U.S. District Judge Janet Hall ruled in September that the FBI gag order violates Christian and Library Connection’s First Amendment rights. A three-judge panel heard oral argument Wednesday in the government’s appeal.

The central facts remain opaque, even to the judges, because the FBI is not obliged to describe what it is looking for, or why. During oral argument in open court Aug. 31, Hall said one government explanation was so vague that “if I were to say it out loud, I would get quite a laugh here.” After the government elaborated in a classified brief delivered for her eyes only, she wrote in her decision that it offered “nothing specific.”

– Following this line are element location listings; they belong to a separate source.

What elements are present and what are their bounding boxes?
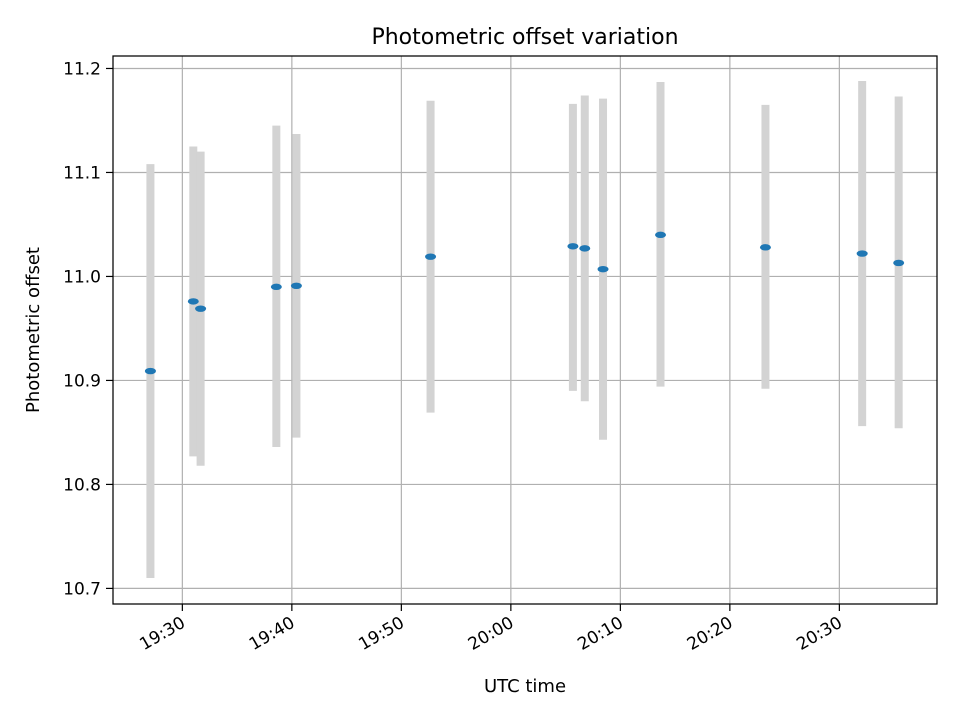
data-point — [567, 243, 579, 250]
y-tick-label: 11.2 — [63, 59, 101, 79]
data-points — [144, 231, 905, 375]
data-point — [655, 231, 667, 239]
y-axis-label: Photometric offset — [23, 247, 44, 413]
data-point — [856, 250, 868, 257]
data-point — [144, 367, 156, 375]
y-tick-label: 11.1 — [63, 163, 101, 183]
y-axis-ticks: 10.7 10.8 10.9 11.0 11.1 11.2 — [63, 59, 113, 599]
data-point — [893, 259, 905, 267]
x-axis-label: UTC time — [484, 676, 566, 697]
plot-frame — [112, 55, 938, 605]
y-tick-label: 10.8 — [63, 475, 101, 495]
data-point — [195, 305, 207, 312]
data-point — [425, 253, 437, 260]
data-point — [270, 283, 282, 291]
y-tick-label: 10.7 — [63, 579, 101, 599]
chart-title: Photometric offset variation — [371, 25, 678, 50]
y-tick-label: 11.0 — [63, 267, 101, 287]
y-tick-label: 10.9 — [63, 371, 101, 391]
data-point — [290, 282, 302, 290]
grid — [113, 56, 937, 604]
data-point — [187, 298, 199, 305]
data-point — [759, 244, 771, 251]
data-point — [597, 265, 609, 273]
data-point — [579, 245, 591, 252]
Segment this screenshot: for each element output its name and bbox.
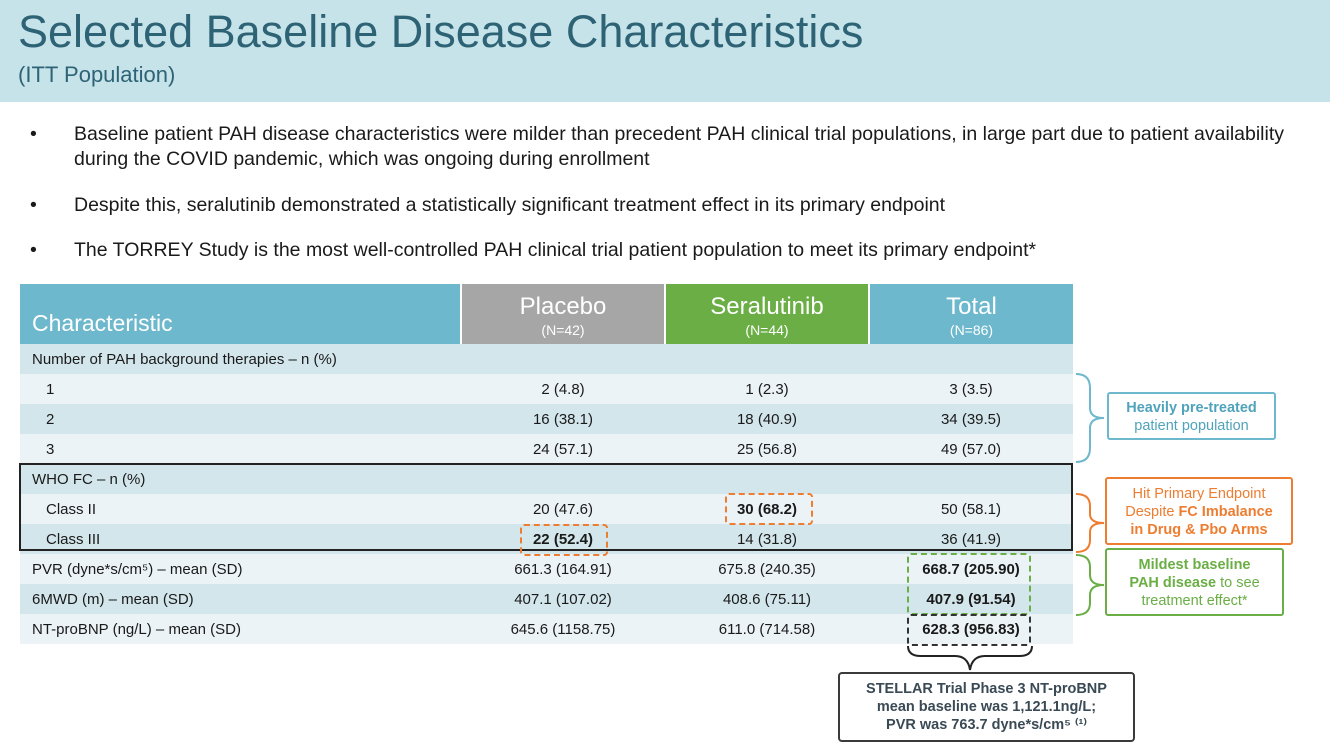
cell-placebo: 2 (4.8)	[461, 374, 665, 404]
characteristics-table: Characteristic Placebo (N=42) Seralutinib…	[20, 284, 1073, 644]
row-label: NT-proBNP (ng/L) – mean (SD)	[20, 614, 461, 644]
table-row: 2 16 (38.1) 18 (40.9) 34 (39.5)	[20, 404, 1073, 434]
highlight-total-ntprobnp	[907, 614, 1031, 646]
column-header-seralutinib: Seralutinib (N=44)	[665, 284, 870, 344]
column-header-characteristic: Characteristic	[20, 284, 462, 344]
callout-endpoint: Hit Primary Endpoint Despite FC Imbalanc…	[1105, 477, 1293, 545]
cell-placebo: 16 (38.1)	[461, 404, 665, 434]
callout-pretreated: Heavily pre-treated patient population	[1107, 392, 1276, 440]
table-row: 1 2 (4.8) 1 (2.3) 3 (3.5)	[20, 374, 1073, 404]
cell-total-highlight: 628.3 (956.83)	[869, 614, 1073, 644]
column-header-total: Total (N=86)	[869, 284, 1073, 344]
cell-total	[869, 344, 1073, 374]
table-row: NT-proBNP (ng/L) – mean (SD) 645.6 (1158…	[20, 614, 1073, 644]
bracket-pretreated	[1075, 373, 1105, 463]
column-header-placebo: Placebo (N=42)	[461, 284, 666, 344]
row-label: Number of PAH background therapies – n (…	[20, 344, 461, 374]
page-subtitle: (ITT Population)	[18, 62, 176, 87]
cell-seralutinib: 675.8 (240.35)	[665, 554, 869, 584]
row-label: 1	[20, 374, 461, 404]
table-row: Number of PAH background therapies – n (…	[20, 344, 1073, 374]
highlight-placebo-class-iii	[520, 524, 608, 556]
row-label: WHO FC – n (%)	[20, 464, 461, 494]
cell-placebo: 407.1 (107.02)	[461, 584, 665, 614]
page-title: Selected Baseline Disease Characteristic…	[18, 6, 864, 57]
table-row: WHO FC – n (%)	[20, 464, 1073, 494]
row-label: 6MWD (m) – mean (SD)	[20, 584, 461, 614]
cell-placebo: 661.3 (164.91)	[461, 554, 665, 584]
bullet-marker: •	[30, 123, 37, 145]
bullet-text: The TORREY Study is the most well-contro…	[74, 239, 1037, 261]
bullet-text: Baseline patient PAH disease characteris…	[74, 123, 1284, 170]
cell-placebo: 24 (57.1)	[461, 434, 665, 464]
bracket-stellar	[907, 645, 1033, 671]
cell-seralutinib	[665, 464, 869, 494]
table-header-row: Characteristic Placebo (N=42) Seralutinib…	[20, 284, 1073, 344]
cell-total-highlight: 407.9 (91.54)	[869, 584, 1073, 614]
who-fc-frame	[19, 463, 1073, 551]
callout-mildest: Mildest baseline PAH disease to see trea…	[1105, 548, 1284, 616]
bracket-endpoint	[1075, 493, 1105, 553]
table-row: PVR (dyne*s/cm⁵) – mean (SD) 661.3 (164.…	[20, 554, 1073, 584]
table-row: 6MWD (m) – mean (SD) 407.1 (107.02) 408.…	[20, 584, 1073, 614]
bullet-text: Despite this, seralutinib demonstrated a…	[74, 194, 946, 216]
cell-total: 50 (58.1)	[869, 494, 1073, 524]
cell-seralutinib: 1 (2.3)	[665, 374, 869, 404]
cell-seralutinib-highlight: 30 (68.2)	[665, 494, 869, 524]
cell-total: 3 (3.5)	[869, 374, 1073, 404]
row-label: PVR (dyne*s/cm⁵) – mean (SD)	[20, 554, 461, 584]
bracket-mildest	[1075, 554, 1105, 616]
title-banner: Selected Baseline Disease Characteristic…	[0, 0, 1330, 102]
highlight-seralutinib-class-ii	[725, 493, 813, 525]
bullet-marker: •	[30, 194, 37, 216]
table-row: Class II 20 (47.6) 30 (68.2) 50 (58.1)	[20, 494, 1073, 524]
cell-seralutinib: 25 (56.8)	[665, 434, 869, 464]
cell-placebo	[461, 344, 665, 374]
cell-seralutinib: 18 (40.9)	[665, 404, 869, 434]
cell-total	[869, 464, 1073, 494]
row-label: 2	[20, 404, 461, 434]
cell-total: 49 (57.0)	[869, 434, 1073, 464]
table-row: 3 24 (57.1) 25 (56.8) 49 (57.0)	[20, 434, 1073, 464]
cell-seralutinib	[665, 344, 869, 374]
cell-seralutinib: 611.0 (714.58)	[665, 614, 869, 644]
highlight-total-pvr-6mwd	[907, 553, 1031, 615]
callout-stellar: STELLAR Trial Phase 3 NT-proBNP mean bas…	[838, 672, 1135, 742]
cell-placebo: 20 (47.6)	[461, 494, 665, 524]
cell-seralutinib: 408.6 (75.11)	[665, 584, 869, 614]
cell-total-highlight: 668.7 (205.90)	[869, 554, 1073, 584]
cell-total: 34 (39.5)	[869, 404, 1073, 434]
bullet-marker: •	[30, 239, 37, 261]
cell-placebo: 645.6 (1158.75)	[461, 614, 665, 644]
cell-placebo	[461, 464, 665, 494]
row-label: 3	[20, 434, 461, 464]
row-label: Class II	[20, 494, 461, 524]
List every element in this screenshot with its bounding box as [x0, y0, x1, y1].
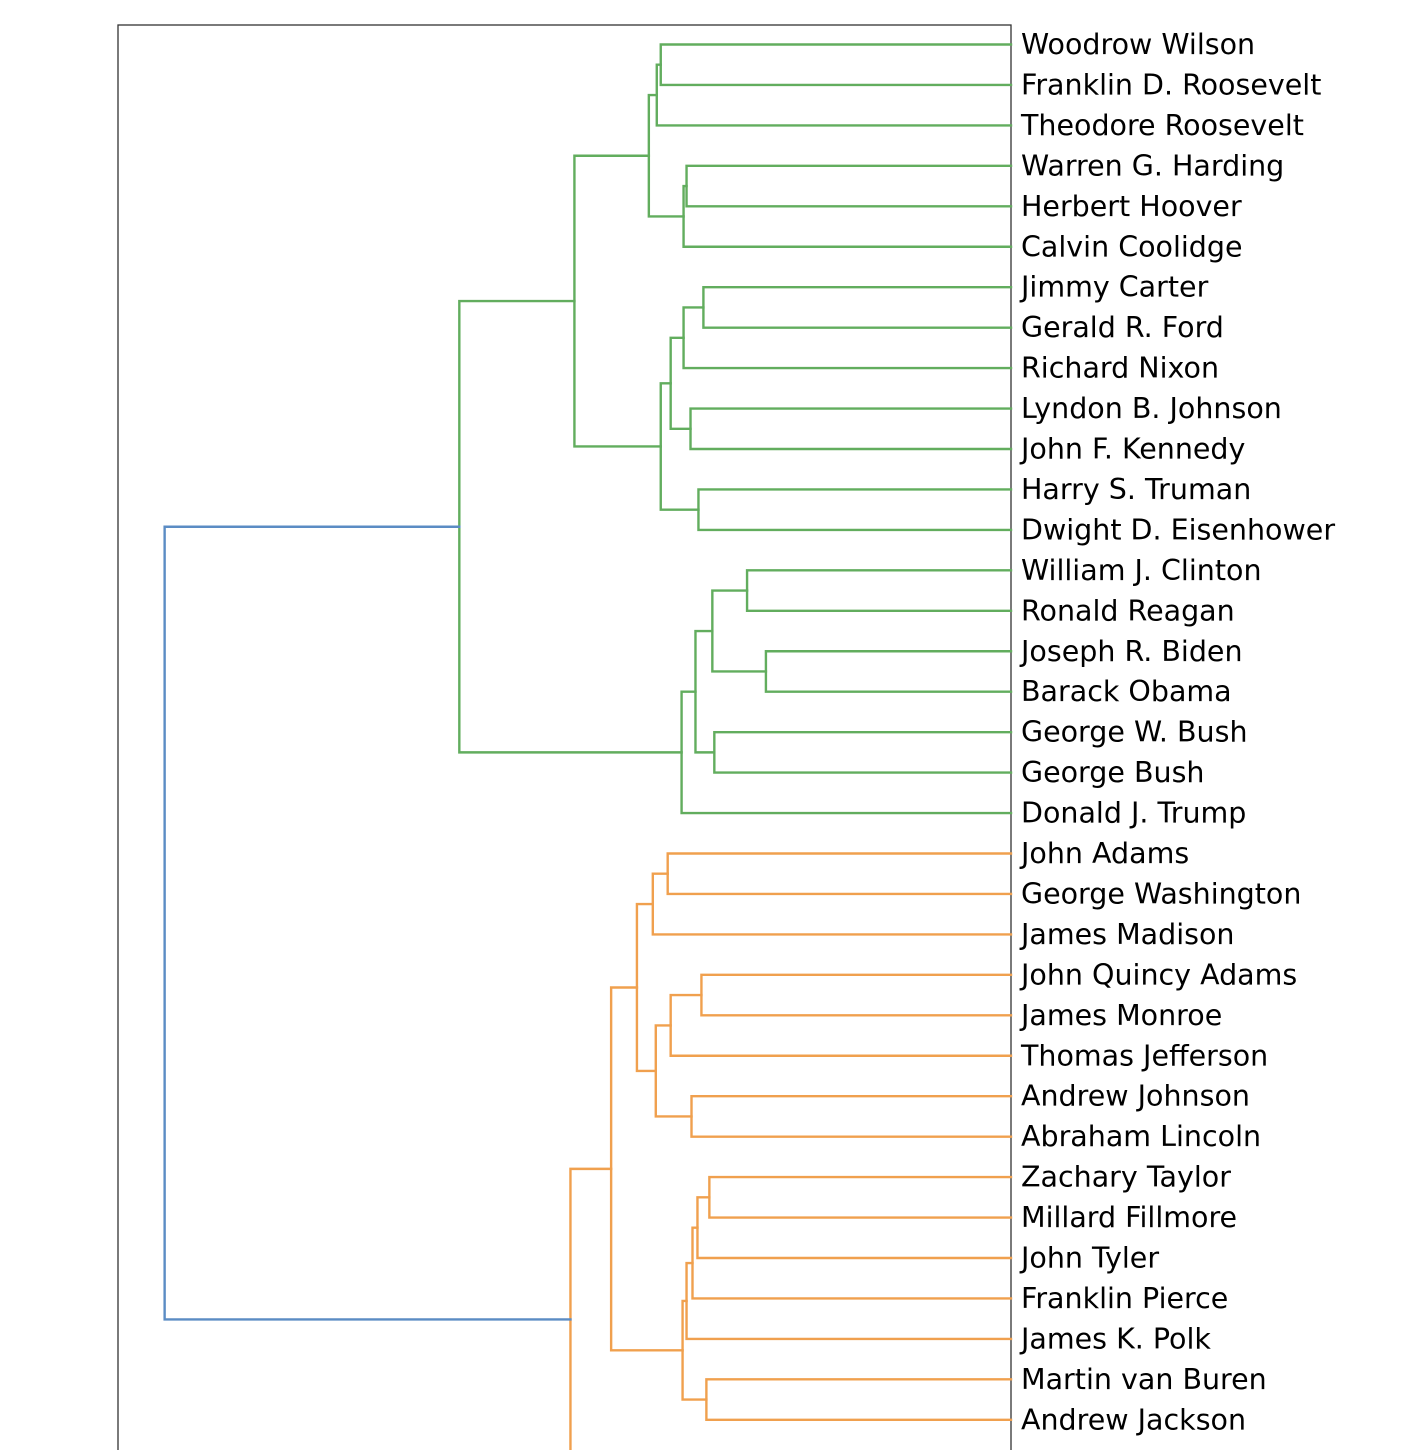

Resistance to national security letters is rare. Most of them are served on large companies in highly regulated industries, with business interests that favor cooperation. The in-house lawyers who handle such cases, said Jim Dempsey, executive director of the Center for Democracy and Technology, “are often former prosecutors – instinctively pro-government but also instinctively by-the-books.” National security letters give them a shield against liability to their customers.

The volume of government information demands has provoked a backlash. Several major business groups, including the National Association of Manufacturers and the U.S. Chamber of Commerce, complained in an Oct. 4 letter to senators that customer records can “too easily be obtained and disseminated” around the government. National security letters, they wrote, have begun to impose an “expensive and time-consuming burden” on business.

The House and Senate bills renewing the Patriot Act do not tighten privacy protections, but they offer a concession to business interests. In both bills, a judge may modify a national security letter if it imposes an “unreasonable” or “oppressive” burden on the company that is asked for information.

In the executive branch, no FBI or Justice Department official audits the use of national security letters to assess whether they are appropriately targeted, lawfully applied or contribute important facts to an investigation.

Justice Department officials noted frequently this year that Inspector General Glenn Fine reports twice a year on abuses of the Patriot Act and has yet to substantiate any complaint. (One investigation is pending.)

Fine advertises his role, but there is a puzzle built into the mandate. Under what scenario could a person protest a search of his personal records if he is never notified?

“We do rely upon complaints coming in,” Fine said in House testimony in May. He added: “To the extent that people do not know of anything happening to them, there is an issue about whether they can complain. So, I think that’s a legitimate question.”